In the last couple of years racial politics have dominated our political discourse. Regardless of party affiliation or racial identification, most Americans have probably grown to agree on at least one thing: There are no easy policy solutions for solving America’s racial discord and the inequality that fuels it. But I would go a step further and say this is even truer with the current Congress we have in place. While lack of bipartisanship gets most of the credit, or rather blame, for the ineffectiveness of the American Congress, new data highlight another culprit: lack of diversity among senior Senate aides.
A new report out from the Joint Center for Political and Economic Studies found that “(p)eople of color make up over 36 percent of the U.S. population, but only 7.1 percent of top Senate staffers.” While the numbers are not good for any ethnic minority population, they are abysmal for black Americans. According to the report, “African-Americans make up 13 percent of the U.S. population, but only 0.9 percent of top Senate staffers.” This is particularly troubling given how lacking in diversity the Senate already is. There are currently two African Americans serving in the U.S. Senate (Cory Booker of New Jersey and Tim Scott of South Carolina), one Asian American (Mazie Hirono of Hawaii), and two Hispanic Americans (Marco Rubio of Florida and Ted Cruz of Texas.)
But lack of racial diversity isn’t the only problem plaguing Congress. Last year, for the first time in history, the majority of members of Congress reported being millionaires. This in an age in which the median wealth of America’s middle class is just over $44,000.
Now I’m not here to argue that white millionaires should be excluded from Congress. But I am here to argue that they shouldn’t comprise most of Congress.
Well for starters, ideally we should have a legislative body reflective of the people it represents. But beyond idealism, there is a very real policy deficit we face as a country when we have people who have never experienced problems firsthand, tasked with crafting solutions for those problems.
For instance, for years there has been little done at a federal level to address the issue of racial profiling or police brutality.
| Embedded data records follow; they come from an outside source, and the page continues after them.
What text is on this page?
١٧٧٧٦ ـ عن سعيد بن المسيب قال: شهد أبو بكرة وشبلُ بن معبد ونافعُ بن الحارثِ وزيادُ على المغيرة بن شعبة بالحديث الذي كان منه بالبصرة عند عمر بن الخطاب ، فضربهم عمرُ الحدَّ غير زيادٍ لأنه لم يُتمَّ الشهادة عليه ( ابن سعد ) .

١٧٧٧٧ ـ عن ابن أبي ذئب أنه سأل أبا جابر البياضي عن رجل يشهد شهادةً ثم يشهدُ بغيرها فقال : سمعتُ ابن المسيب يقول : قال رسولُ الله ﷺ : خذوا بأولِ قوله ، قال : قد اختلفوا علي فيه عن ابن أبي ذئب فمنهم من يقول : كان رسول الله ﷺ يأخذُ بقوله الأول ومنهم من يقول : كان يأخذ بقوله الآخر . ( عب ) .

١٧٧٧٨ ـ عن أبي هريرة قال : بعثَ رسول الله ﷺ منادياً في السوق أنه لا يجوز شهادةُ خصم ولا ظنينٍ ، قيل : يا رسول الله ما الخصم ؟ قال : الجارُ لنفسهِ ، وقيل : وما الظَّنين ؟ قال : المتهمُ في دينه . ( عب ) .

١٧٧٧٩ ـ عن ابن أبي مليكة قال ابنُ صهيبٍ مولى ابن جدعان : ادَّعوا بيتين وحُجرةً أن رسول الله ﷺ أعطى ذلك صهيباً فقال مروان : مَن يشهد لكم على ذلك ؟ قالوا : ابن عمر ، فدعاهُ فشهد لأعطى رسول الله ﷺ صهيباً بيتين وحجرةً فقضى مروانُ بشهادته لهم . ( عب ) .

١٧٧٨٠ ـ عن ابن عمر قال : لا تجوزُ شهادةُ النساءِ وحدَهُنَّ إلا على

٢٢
The reason is not hard to understand: For a white member of Congress who has likely been treated with respect and deference by most members of law enforcement he or she has come into contact with, it’s easy to fathom that he would not consider this a serious or prevalent issue.
Thanks to camera phones, now many elected officials know what black Americans have known all along: There are great members of law enforcement, but there are also far too many who abuse their power and position. Just think for a moment how many lives may have been saved if elected officials, either from their own experiences, or the experiences of their senior aides, had known to prioritize this issue years ago. It is not a coincidence that a black senator, Tim Scott, has been a driving force behind efforts to secure additional federal funding for body cameras for law enforcement to help address this issue.
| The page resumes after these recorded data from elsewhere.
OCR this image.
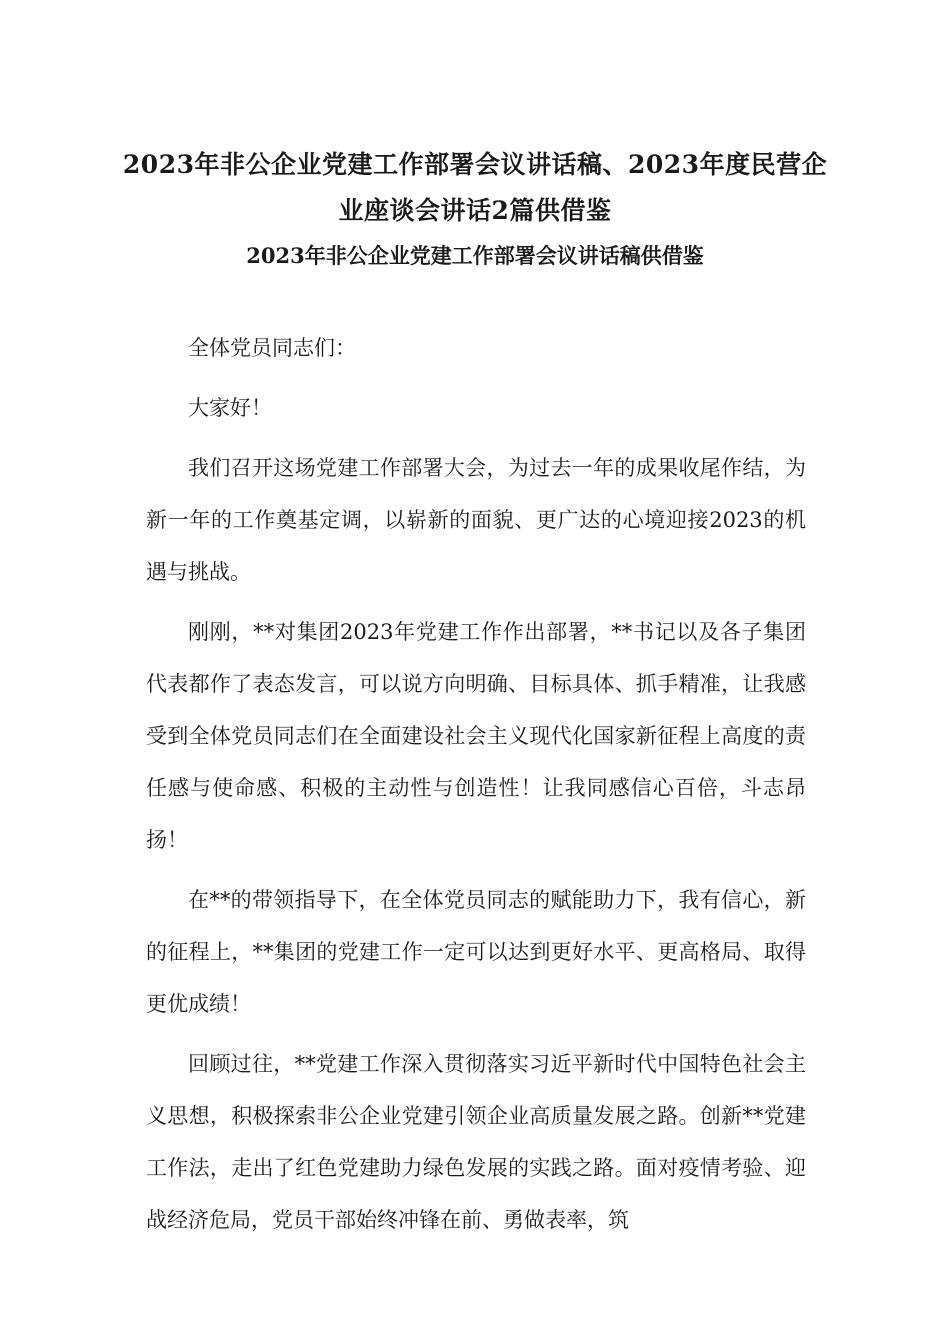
2023年非公企业党建工作部署会议讲话稿、2023年度民营企业座谈会讲话2篇供借鉴
2023年非公企业党建工作部署会议讲话稿供借鉴

全体党员同志们：

大家好！

我们召开这场党建工作部署大会，为过去一年的成果收尾作结，为新一年的工作奠基定调，以崭新的面貌、更广达的心境迎接2023的机遇与挑战。

刚刚，**对集团2023年党建工作作出部署，**书记以及各子集团代表都作了表态发言，可以说方向明确、目标具体、抓手精准，让我感受到全体党员同志们在全面建设社会主义现代化国家新征程上高度的责任感与使命感、积极的主动性与创造性！让我同感信心百倍，斗志昂扬！

在**的带领指导下，在全体党员同志的赋能助力下，我有信心，新的征程上，**集团的党建工作一定可以达到更好水平、更高格局、取得更优成绩！

回顾过往，**党建工作深入贯彻落实习近平新时代中国特色社会主义思想，积极探索非公企业党建引领企业高质量发展之路。创新**党建工作法，走出了红色党建助力绿色发展的实践之路。面对疫情考验、迎战经济危局，党员干部始终冲锋在前、勇做表率，筑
Similarly, it is not a coincidence that President Obama has made college accessibility and affordability legislative priorities during his time in elected office. Neither he nor his wife came from wealthy backgrounds, and financial aid enabled them both to attend elite universities that allowed them entrée into the halls of power in which they now reside. Is it possible that another president could have been knowledgeable on this issue? Sure. But consider this: Gov. Mitt Romney, President Obama’s opponent in the last presidential election, came from a wealthy and prominent family, so he never endured the hardship of not knowing whether he would graduate college because of his financial status—something I and millions of other Americans have endured.
To be clear, the issue of diversity, or rather lack thereof, within the Senate is not party specific. The Joint Center report notes that while African Americans vote overwhelmingly Democratic, black Americans comprise just .7 percent of top Democratic Senate posts. It could be argued that lack of diversity among Senate aides is even more problematic than lack of diversity among elected officials because senior aides do much of the heaving lifting when it comes to actually writing legislation. So what can be done to change things?
For starters, elected officials and the parties that support them need to make a concerted effort to diversify their internship pools. As someone who started her career as an intern, I speak from experience when I say it is not uncommon to see the most plum internships for prominent candidates and in prominent offices become a resting place for the children of political donors and their friends. These internships can often serve as a pipeline to jobs in the Senate or the White House down the road.
Additionally, both major parties need to begin setting aside some of the money they reserve for attack ads on each other for money to be spent on well-paid racial and class diversity fellowships. Very few young people, except the children of wealthy donors or the wealthy period, can afford to work on campaigns for next to nothing and live with the financial instability early campaign life provides.
But I would say the real responsibility falls into the hands of those of us who claim we’re fed up with our do-nothing Congress. If we’re not happy with them, simply threatening to throw them out during the next election cycle is not enough. We should be asking them the right questions while they’re there representing us. But how many of us bother to ask who our elected officials hire once they get in office? And whether those people are representative of us and have our best interests at heart? In the same way we demand our elected officials keep us updated on their legislative accomplishments, why don’t we demand more regular transparency on who they are surrounding themselves with?
For anything to really change, more of us fed up non-millionaires need to be willing to run for office, or encourage someone we trust to. Or at the very least we need to tell as many bright, young people from underrepresented groups that we can that if they really want to make a difference instead of just expressing outrage on social media, they should become a Senate aide.